Zdaniem Politico, wybór Nawrockiego przekreśla szanse na szybkie dołączenie Polski do strefy euro. Portal zwraca uwagę, że prezydent-elekt będzie miał realny wpływ na kształtowanie polityki monetarnej – w tym na wybór nowego prezesa Narodowego Banku Polskiego po zakończeniu kadencji Adama Glapińskiego w 2027 roku. „To oznacza, że Nawrocki może utrwalić eurosceptycyzm w NBP na kolejne sześć lat” – czytamy.
Choć Bułgaria – najuboższy kraj UE – zapowiedziała wejście do strefy euro w 2026 roku, Polska pozostaje jednym z gospodarczych liderów kontynentu bez przyjmowania wspólnej waluty.
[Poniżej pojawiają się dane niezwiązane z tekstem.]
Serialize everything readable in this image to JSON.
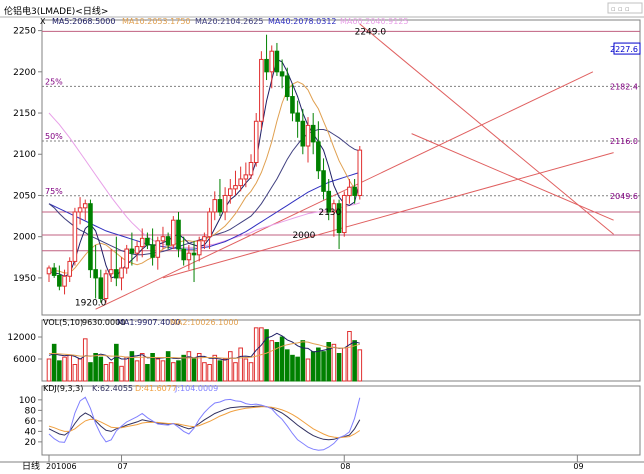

Międzynarodowy Fundusz Walutowy prognozuje dla Polski wzrost PKB na poziomie 3,2 proc. w 2025 roku, podczas gdy strefa euro osiągnie zaledwie 0,8 proc. To właśnie te dane są często przytaczane przez przeciwników euro jako argument za utrzymaniem narodowej waluty.
Zachodnie media wyrażają rozczarowanie postawą Polski. „Polska byłaby mile widziana w strefie euro, a mimo to nie wykazuje chęci do przystąpienia” – pisze Politico. Krytykuje przy tym nowego prezydenta za utrzymywanie kursu, który zdaniem redakcji oddala kraj od „europejskiego centrum decyzyjnego”.
Jednak dla dużej części polskiej opinii publicznej to właśnie niezależność gospodarcza i polityczna – symbolizowana przez złotego – pozostaje kluczową wartością, a nie niemieckie mrzonki o eurolandach.